Wie nutzt du SIKSA, um Widersprüche und Ungerechtigkeiten sichtbar zu machen?
    Alex Freiheit: Ich glaube, ich habe in anderen Fragen schon ein wenig darüber gesprochen. SIKSA ist eine Musikband. Aber wir behandeln das Thema etwas breiter. Im Moment möchte ich bei Konzerten mit den Leuten tanzen und sie nicht mit dem belasten, was sie aus dem Internet kennen. Wie schon erwähnt, ich erzähle Märchen und singe abgefuckte ‚Weihnachtslieder‘, erzähle von She-Devil's Herstories und spiele die Kuhglocke. Ich sehe mich eher als Zirkusartistin, die keine bestimmte Technik beherrscht, denn als jemand, dessen Aufgabe es ist, über Ungerechtigkeiten zu sprechen. Ich spreche selbst Recht und tue, was mir gefällt, mit Stimme und Worten, mit polnischer und abstrakter Sprache, und ich mag es, wenn Menschen miteinander tanzen. Zurzeit bin ich daran interessiert, verschiedene sprachliche Erzählungen und formale Mittel in einer so begrenzten Form wie Gesang und Bassgitarre zu verwenden.

Deine Rhetorik gleicht einer Poetry-Slam-Veranstaltung mit musikalischer Untermalung. Wie hat dich Poetry-Slam beeinflusst?

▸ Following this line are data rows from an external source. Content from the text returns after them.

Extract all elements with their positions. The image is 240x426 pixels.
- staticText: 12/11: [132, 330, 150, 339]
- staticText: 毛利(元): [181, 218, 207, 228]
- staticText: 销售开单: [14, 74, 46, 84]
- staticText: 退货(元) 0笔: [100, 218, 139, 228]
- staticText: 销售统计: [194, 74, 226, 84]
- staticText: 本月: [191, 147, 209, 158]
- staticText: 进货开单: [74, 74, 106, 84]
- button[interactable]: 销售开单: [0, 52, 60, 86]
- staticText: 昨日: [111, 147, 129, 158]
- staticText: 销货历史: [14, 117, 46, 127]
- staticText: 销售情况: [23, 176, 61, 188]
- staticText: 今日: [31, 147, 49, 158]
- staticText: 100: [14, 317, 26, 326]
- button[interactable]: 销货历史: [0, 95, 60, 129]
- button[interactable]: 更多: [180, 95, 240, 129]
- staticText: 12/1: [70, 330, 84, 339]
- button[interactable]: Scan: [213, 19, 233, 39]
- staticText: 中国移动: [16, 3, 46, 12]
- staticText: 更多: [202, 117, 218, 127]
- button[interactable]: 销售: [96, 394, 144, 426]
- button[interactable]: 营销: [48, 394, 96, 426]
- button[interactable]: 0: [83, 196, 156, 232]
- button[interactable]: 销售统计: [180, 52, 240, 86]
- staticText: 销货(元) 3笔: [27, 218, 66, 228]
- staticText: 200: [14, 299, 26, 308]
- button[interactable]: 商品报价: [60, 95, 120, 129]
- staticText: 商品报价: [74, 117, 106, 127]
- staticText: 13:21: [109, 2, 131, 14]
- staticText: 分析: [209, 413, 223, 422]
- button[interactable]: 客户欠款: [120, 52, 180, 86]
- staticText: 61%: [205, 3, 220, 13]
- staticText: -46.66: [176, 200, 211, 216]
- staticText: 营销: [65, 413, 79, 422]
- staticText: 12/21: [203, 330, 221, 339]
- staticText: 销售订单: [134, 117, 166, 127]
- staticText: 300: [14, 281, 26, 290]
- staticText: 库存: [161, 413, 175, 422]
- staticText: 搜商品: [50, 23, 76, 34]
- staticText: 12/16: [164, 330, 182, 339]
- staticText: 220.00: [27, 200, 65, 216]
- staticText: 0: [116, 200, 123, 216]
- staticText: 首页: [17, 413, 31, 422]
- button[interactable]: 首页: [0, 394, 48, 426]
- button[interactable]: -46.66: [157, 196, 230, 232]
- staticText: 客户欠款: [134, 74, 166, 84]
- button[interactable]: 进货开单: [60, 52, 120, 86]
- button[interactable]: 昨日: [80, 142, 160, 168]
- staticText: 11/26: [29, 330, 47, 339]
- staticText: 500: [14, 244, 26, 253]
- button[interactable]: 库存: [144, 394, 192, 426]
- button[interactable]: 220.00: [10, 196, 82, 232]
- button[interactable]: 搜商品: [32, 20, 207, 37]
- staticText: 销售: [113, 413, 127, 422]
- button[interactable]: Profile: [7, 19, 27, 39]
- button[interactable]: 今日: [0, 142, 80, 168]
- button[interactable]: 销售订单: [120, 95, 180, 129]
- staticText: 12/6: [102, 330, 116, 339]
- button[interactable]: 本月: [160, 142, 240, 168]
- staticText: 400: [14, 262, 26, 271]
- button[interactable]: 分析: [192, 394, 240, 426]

    Alex Freiheit: Ich bin bei ein paar Slams aufgetreten, habe ein paar organisiert. Was mir daran wirklich gefiel, war, dass sie etwas völlig anderes waren als typische Poesieabende. Zurzeit bin ich nicht in diesem Bereich tätig. Es sind zu viele heterosexuelle Dichter dabei. In Poznań gibt es jedoch eine Initiative namens SLAMKA, die weibliche Version des männlichen Wortes SLAM. Da muss ich unbedingt hingehen, denn ich finde es gut, dass nicht-heteronormative Menschen, Mädchen, dort eine Stimme haben. Ich liebe Poesie, deshalb sehe ich mich auch als Poetin. Ich denke, Rap hat der Poesie viel gebracht und wie Musik Poesie im Allgemeinen verwendet. Auch der Punkrock hat seine Vorzüge. Warum also nicht all diese Dinge kombinieren: Rap, Punkrock, gesungene Poesie? Ich denke, in diesem Sinne ist Poesie für mich inspirierend. Aber ich liebe es auch, sie zu lesen. In letzter Zeit ist mein Favorit Zuzanna Ginczanka. Sie galt als eine der talentiertesten Dichterinnen der Zwischenkriegszeit. Ihre Gedichte sind wunderschön, aber es ist schwer zu erklären, worum es darin geht. Ich denke, dass es in der Poesie um Gefühle geht, um Berührung. Und ich liebe es, zu fühlen und berührt zu werden.

Warum habt ihr das Album ‚Siksa. Stabat Mater Dolorosa‘ komplett visualisiert?
    Alex Freiheit: Wir machen keine Videoclips zu unseren Songs, vielleicht für zwei oder drei. Außerdem hatten wir die Idee, mit Piotr Macha zusammenzuarbeiten, der ein Maler und visueller Künstler ist. Wir waren sehr neugierig darauf, wie wir zusammenarbeiten können, und es gefiel uns sehr gut. In diesem Video treten unsere Freund*innen auf. Also war es eine großartige Gelegenheit, mit diesen Talenten zu arbeiten. Die Idee war auch, das Video nicht online zu stellen, und das haben wir auch nicht getan. Wir schickten den Film an Kunstzentren, Galerien, Clubs, kleine Kinos und Squats und fragten die Leute, ob sie ihn umsonst zeigen wollen. Wir sind Kinoliebhaber*innen und uns gefällt die Idee, dass sich irgendwo auf der Welt Menschen an einem Ort treffen und der Film ohne unsere Anwesenheit gezeigt werden kann.